Engie et TotalEnergies concernés
Ces contrats de moyen terme pourraient aussi être proposés par d'autres fournisseurs que l'électricien national, comme Engie et TotalEnergies par exemple. « Il n'est pas déterminé qu'il s'agisse uniquement de contrats avec EDF », dit-on ainsi dans l'entourage de la ministre, qui rappelle que même si « EDF est un acteur de marché prédominant sur l'électricité en France », il n'est pas le seul.
Concrètement, les deux grands fournisseurs alternatifs achèteraient une partie de la production nucléaire d'EDF à un prix préférentiel pour le revendre à des entreprises qu'ils ont en portefeuille. Cette intermédiation permettrait à la France de ne pas se faire retoquer par Bruxelles, qui pourrait reprocher à EDF d'utiliser de manière abusive sa position dominante. La ministre doit d'ailleurs réunir l'ensemble des fournisseurs la semaine prochaine.
Fin du bras de fer entre EDF et le gouvernement ?
Cette piste de travail reprend, en partie, les recommandations du rapport de l'ancien président d'ArcelorMittal France Philippe Darmayan, lequel préconisait de systématiser les contrats d'approvisionnement entre fournisseurs et consommateurs. L'ancien dirigeant plaidait notamment pour la mise en place de différents groupements homogènes d'industriels qui achèteraient en commun l'électricité nucléaire via ce type de contrat. Objectif affiché : permettre à toutes les entreprises, mêmes les moins structurées et les moins vaillantes, de bénéficier de ce type d'outil. Un point sur lequel EDF n'avait pas hésité à afficher sa grande frilosité, l'électricien préférant privilégier des contrats de gré à gré afin d'éviter que les prix ne soient trop tirés vers le bas.
La fin du bras de fer entre le gouvernement et EDF pourrait donc prendre fin grâce à une boîte à outils dans laquelle se trouve à la fois des contrats de gré à gré sur des durées de 10/15 ans pour les grands industriels, des contrats de moyen terme, sans partage de risque sur la production, pour les entreprises de taille moyenne, et des tarifs réglementés de vente pour les tout petits acteurs économiques et les particuliers.
Négociations européennes
Avant toute chose cependant, la France devra parvenir à un accord avec les autres États membres de l'Union européenne pour obtenir un cadre de marché permettant de déployer ces nouveaux contrats.

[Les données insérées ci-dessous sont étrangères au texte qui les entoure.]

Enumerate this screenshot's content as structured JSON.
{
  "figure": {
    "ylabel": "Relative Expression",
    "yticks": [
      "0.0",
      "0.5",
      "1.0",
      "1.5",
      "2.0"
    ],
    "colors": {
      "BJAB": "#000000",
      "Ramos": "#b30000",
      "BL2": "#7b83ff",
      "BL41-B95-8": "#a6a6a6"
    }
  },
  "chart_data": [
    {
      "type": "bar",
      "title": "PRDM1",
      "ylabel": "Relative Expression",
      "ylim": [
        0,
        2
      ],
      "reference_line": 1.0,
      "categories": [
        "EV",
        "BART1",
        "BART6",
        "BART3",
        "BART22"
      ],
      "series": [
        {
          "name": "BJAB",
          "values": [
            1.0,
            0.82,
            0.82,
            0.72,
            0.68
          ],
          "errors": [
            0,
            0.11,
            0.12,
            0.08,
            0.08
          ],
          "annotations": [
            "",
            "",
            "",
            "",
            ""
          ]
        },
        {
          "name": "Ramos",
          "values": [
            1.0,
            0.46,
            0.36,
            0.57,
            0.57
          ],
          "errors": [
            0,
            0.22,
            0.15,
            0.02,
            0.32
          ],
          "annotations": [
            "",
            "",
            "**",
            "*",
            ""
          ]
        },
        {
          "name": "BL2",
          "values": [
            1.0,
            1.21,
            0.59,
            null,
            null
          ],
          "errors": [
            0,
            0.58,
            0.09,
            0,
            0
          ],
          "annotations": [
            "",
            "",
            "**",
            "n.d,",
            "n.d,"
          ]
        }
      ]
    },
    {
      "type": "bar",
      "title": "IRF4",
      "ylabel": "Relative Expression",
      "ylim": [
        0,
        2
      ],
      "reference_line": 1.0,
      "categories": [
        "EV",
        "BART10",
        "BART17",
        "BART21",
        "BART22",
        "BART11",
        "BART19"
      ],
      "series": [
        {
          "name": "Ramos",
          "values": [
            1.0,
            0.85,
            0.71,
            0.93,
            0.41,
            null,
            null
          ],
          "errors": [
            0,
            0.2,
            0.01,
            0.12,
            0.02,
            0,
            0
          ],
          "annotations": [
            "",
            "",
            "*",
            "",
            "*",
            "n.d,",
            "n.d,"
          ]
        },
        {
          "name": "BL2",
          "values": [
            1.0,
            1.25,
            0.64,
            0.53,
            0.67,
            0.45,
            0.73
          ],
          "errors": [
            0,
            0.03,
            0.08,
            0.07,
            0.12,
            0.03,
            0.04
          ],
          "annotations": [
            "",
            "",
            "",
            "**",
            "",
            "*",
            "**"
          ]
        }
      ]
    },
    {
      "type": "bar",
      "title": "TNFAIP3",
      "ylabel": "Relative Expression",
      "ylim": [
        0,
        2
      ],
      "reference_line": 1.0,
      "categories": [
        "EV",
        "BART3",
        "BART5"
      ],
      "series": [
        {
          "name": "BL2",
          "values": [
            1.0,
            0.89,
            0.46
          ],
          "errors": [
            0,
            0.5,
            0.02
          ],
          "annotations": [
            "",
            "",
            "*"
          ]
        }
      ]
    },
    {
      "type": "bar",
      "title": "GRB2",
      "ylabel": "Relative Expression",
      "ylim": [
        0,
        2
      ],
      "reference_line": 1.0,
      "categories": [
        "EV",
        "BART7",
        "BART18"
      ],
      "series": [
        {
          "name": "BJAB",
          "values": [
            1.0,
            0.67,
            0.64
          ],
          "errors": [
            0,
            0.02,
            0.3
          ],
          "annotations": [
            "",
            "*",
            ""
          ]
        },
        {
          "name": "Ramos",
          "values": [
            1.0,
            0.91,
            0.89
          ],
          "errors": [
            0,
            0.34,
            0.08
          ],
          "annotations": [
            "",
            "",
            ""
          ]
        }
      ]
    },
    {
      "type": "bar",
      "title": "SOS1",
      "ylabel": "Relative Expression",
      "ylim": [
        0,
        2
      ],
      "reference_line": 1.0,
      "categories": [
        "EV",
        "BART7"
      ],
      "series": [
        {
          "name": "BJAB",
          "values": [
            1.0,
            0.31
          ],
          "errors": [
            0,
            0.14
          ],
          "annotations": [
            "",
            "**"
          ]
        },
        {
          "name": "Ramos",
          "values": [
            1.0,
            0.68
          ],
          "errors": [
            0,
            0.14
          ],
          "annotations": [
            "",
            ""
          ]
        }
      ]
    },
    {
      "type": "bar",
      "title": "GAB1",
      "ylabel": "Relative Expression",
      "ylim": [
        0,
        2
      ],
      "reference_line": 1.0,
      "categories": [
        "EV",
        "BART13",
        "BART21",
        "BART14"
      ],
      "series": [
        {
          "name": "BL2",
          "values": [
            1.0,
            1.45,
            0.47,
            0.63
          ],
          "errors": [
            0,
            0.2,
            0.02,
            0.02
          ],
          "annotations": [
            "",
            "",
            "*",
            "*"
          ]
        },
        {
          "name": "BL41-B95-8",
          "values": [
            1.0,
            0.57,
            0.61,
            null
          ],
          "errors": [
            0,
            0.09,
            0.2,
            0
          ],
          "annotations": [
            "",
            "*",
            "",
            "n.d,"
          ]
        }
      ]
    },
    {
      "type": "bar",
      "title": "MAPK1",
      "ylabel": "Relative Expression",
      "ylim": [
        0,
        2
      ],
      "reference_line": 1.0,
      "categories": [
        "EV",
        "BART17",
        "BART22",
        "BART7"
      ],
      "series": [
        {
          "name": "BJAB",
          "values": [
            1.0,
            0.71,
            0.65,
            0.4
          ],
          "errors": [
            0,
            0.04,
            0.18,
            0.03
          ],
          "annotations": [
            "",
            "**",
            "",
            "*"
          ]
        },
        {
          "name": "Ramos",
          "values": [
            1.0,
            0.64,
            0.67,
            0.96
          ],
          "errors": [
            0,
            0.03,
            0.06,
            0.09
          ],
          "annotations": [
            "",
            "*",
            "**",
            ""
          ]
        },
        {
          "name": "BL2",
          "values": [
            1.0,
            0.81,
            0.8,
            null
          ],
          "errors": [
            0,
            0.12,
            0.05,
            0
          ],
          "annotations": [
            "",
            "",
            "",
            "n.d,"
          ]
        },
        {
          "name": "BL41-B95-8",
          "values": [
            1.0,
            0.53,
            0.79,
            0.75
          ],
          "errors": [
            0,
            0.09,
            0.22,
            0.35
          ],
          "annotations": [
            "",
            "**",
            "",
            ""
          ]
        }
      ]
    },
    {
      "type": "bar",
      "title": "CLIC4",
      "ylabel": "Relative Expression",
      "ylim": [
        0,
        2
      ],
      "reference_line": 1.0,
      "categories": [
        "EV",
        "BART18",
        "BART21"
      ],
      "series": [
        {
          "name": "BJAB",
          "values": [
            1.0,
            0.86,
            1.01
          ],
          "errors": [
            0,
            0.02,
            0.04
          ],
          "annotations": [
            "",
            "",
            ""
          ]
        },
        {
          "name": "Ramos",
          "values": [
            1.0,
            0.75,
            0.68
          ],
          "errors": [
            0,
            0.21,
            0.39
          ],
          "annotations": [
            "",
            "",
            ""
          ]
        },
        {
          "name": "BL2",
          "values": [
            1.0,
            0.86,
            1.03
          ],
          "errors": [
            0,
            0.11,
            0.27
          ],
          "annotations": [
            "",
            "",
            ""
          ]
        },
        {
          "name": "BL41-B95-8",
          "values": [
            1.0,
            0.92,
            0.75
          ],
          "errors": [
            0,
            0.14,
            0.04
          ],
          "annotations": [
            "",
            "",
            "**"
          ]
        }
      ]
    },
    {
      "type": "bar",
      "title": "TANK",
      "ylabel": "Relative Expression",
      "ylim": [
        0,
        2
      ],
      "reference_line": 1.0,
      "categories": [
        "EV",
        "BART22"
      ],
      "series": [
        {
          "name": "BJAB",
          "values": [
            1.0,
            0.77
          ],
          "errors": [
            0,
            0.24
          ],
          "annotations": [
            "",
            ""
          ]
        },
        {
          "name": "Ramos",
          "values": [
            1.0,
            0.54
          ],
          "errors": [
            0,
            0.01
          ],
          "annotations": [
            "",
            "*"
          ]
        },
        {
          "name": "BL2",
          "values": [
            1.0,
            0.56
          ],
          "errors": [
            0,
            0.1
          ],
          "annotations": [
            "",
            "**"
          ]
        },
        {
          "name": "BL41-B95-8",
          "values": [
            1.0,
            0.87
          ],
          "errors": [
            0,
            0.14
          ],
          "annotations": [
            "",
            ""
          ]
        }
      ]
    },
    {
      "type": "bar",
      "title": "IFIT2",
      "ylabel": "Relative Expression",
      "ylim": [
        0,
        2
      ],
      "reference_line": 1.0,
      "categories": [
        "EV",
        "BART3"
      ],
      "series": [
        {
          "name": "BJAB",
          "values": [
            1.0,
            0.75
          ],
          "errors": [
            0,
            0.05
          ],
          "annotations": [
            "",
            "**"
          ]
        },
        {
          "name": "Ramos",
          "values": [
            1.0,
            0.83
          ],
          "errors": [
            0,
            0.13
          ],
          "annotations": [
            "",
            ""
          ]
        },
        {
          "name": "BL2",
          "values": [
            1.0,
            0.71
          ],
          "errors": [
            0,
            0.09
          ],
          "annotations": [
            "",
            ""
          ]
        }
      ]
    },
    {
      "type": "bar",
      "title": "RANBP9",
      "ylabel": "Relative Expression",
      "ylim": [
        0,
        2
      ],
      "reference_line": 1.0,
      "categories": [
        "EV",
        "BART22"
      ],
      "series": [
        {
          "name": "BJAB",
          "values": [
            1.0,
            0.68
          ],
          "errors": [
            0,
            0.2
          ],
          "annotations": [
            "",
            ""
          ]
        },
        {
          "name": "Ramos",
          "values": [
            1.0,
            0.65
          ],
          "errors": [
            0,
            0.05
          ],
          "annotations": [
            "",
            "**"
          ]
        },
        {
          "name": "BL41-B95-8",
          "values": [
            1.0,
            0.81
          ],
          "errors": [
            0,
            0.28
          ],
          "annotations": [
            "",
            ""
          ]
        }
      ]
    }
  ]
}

Un conseil européen de l'énergie est prévu le 17 octobre prochain. Le temps presse car pour les entreprises grandes consommatrices d'électricité, les contrats de fourniture pour 2026 se négocient dès 2024. Ce calendrier concorde, par ailleurs, avec la fin de l'Arenh (le mécanisme qui permet aux fournisseurs concurrents d'EDF de lui acheter des électrons à prix cassés) programmée le 31 décembre 2025. « Nous prendrons nos responsabilités » pour assurer cette visibilité et « nous le ferons au niveau national si au niveau européen ça se décale un peu », a précisé l'entourage de la ministre. Autrement dit, les règles du jeu pourraient, dans un premier temps, être définies dans la Loi de programmation énergie climat (LPEC), dont l'étude au Parlement pourrait débuter d'ici la fin du mois, avant d'être clairement établie par les Vingt-Sept.